Additional benefit events included Alex's Lemonade Stand by volleyball, Stride to SAVE Lives 5K by four squads, bell ringing at Salvation Army kettles by women's lacrosse and field hockey, and Leukemia and Lymphoma Society fundraisers by women's basketball.
SUNY Oswego stood tall in 2016, working with the One Love Foundation, SUNYAC and students, faculty and staff on campus to bring Yards for Yeardley to Oswego in 2016. The event was a success, bringing numerous organizations together to run over one million yards in a single day to raise awareness and put an end to domestic and relationship violence.
SUNY Oswego was named a “Community Champion” for the month of February 2016 by Recognize Oswego County for the 3,000 hours of tutoring and mentoring provided by Mentor Oswego to over 500 children in three school districts and two community centers.
Serving our senior population
In its effort to improve the lives of Americans, 55 years of age or older, strengthen communities and foster civic engagement through service and volunteering, SUNY Oswego’s Retired and Senior Volunteer Program (RSVP) celebrated its forty-second year of operation in 2015-16.

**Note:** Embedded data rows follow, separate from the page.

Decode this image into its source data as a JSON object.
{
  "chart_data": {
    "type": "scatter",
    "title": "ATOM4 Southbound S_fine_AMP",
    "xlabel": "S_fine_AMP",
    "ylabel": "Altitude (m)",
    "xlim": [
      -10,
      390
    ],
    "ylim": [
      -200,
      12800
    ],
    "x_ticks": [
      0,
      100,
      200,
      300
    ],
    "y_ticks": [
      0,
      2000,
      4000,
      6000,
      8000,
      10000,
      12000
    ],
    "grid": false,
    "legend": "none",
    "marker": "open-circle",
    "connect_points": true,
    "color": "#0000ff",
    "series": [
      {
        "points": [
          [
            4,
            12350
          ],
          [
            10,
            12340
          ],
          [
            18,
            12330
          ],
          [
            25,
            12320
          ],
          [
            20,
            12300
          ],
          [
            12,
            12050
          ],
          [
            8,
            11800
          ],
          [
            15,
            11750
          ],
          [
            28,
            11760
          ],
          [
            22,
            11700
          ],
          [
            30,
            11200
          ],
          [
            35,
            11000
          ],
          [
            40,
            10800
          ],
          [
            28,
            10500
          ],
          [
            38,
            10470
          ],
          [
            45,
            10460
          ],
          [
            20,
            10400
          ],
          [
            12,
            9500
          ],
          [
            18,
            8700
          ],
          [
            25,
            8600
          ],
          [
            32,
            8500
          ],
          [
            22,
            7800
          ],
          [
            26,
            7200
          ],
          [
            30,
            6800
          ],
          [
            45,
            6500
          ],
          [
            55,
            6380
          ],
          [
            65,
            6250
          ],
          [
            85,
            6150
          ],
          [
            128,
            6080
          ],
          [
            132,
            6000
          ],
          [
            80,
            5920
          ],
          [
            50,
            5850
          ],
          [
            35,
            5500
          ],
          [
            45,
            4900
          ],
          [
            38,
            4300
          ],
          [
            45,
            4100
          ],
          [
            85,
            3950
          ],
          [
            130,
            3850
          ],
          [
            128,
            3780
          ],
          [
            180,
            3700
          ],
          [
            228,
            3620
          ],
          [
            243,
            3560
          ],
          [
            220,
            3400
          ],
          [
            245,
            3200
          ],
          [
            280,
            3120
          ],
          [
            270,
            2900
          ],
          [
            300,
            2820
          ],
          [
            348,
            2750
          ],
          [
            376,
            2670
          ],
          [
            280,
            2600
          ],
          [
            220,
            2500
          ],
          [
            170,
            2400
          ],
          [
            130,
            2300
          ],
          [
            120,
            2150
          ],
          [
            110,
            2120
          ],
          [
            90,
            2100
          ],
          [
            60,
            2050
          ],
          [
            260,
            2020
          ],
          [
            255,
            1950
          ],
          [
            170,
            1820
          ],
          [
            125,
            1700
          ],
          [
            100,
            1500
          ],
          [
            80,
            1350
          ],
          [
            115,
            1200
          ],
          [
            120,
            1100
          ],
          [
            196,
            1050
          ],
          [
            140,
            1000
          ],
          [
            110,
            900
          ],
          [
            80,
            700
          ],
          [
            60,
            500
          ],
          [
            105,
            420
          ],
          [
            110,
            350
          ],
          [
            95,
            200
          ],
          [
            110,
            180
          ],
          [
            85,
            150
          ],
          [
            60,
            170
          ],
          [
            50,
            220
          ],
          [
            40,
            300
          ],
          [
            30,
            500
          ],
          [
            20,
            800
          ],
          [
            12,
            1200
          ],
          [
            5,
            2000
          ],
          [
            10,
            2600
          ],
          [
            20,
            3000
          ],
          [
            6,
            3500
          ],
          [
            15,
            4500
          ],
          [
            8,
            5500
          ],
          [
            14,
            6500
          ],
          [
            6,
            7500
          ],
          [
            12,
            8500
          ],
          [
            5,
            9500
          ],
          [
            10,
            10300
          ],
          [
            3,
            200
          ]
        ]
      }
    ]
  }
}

Over the past year, RSVP cultivated 400 senior volunteers who provided 42,225 hours of volunteer service to the community. RSVP volunteers provided direct support and training on location at 21 Osteo strengthening activity sites throughout Oswego County utilizing 60 certified instructors with a combined monthly total of 200 participants. In addition, our volunteers provided support and training for four “6 Steps to a Better Balance” classes – a six-week program that served 30 participants in the community.

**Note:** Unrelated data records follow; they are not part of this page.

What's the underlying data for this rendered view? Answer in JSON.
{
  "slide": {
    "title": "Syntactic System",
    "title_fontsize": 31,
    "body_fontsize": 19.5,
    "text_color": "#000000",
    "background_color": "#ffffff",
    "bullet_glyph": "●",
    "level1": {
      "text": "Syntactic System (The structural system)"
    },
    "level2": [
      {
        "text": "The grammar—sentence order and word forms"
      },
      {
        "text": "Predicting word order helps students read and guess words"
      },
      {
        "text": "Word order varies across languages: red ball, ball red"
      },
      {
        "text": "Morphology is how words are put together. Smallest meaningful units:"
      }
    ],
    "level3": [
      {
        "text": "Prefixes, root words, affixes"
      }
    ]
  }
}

Agricultural Testing and Analysis Labs at the Port of Oswego and the Shineman Center
SUNY Oswego’s enterprising Agricultural Testing and Analysis Labs at the Port of Oswego and the Shineman Center were created to close an export loop in the regional economy. Utilizing trained student inspectors to test and analyze grain for quality, quantity and food safety, the laboratories have met the needs of one of the Port of Oswego Authority's largest customers, Perdue AgriBusiness, and provided on-the-job business experience for undergraduates.

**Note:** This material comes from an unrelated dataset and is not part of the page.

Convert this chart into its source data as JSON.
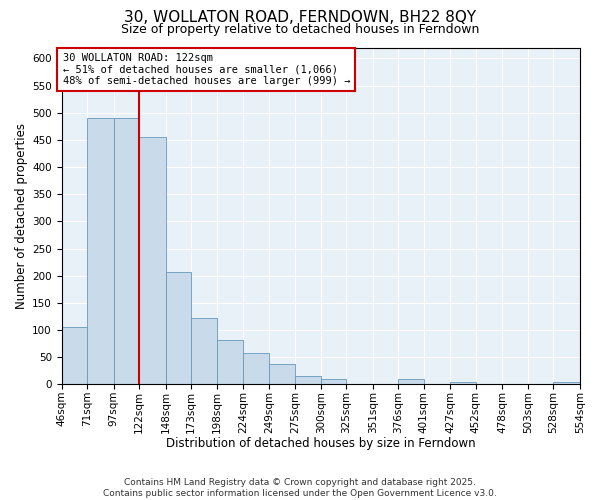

Supported in part with a commitment of $250,000 through Gov. Andrew Cuomo’s office to equip the laboratories, the college’s program seized an opportunity presented by Perdue and its determination to reduce its energy footprint while shipping 30,000 tons of grain a year through the Port of Oswego to its facility in Norfolk, Virginia, for export. The college ultimately seeks to have its student inspectors obtain U.S. Department of Agriculture certification to provide USDA weights, grades and testing, enabling the port to export grain and increasing the volume of corn, soy and wheat passing through Oswego.
“We truly had a call to action by key stakeholders in order to move this project forward,” said Pamela Caraccioli, deputy to the president for external partnerships and economic development. The college made an “active, dynamic and responsive” proposal to Perdue, the Port of Oswego Authority and government leaders.
The two-year-old program, under the leadership of biological sciences faculty member Anthony Contento, has so far trained 26 students in a five-week course coupled with three weeks of on-the job mentoring to ensure excellence, consistency and safety in testing and analysis year-round, including summers.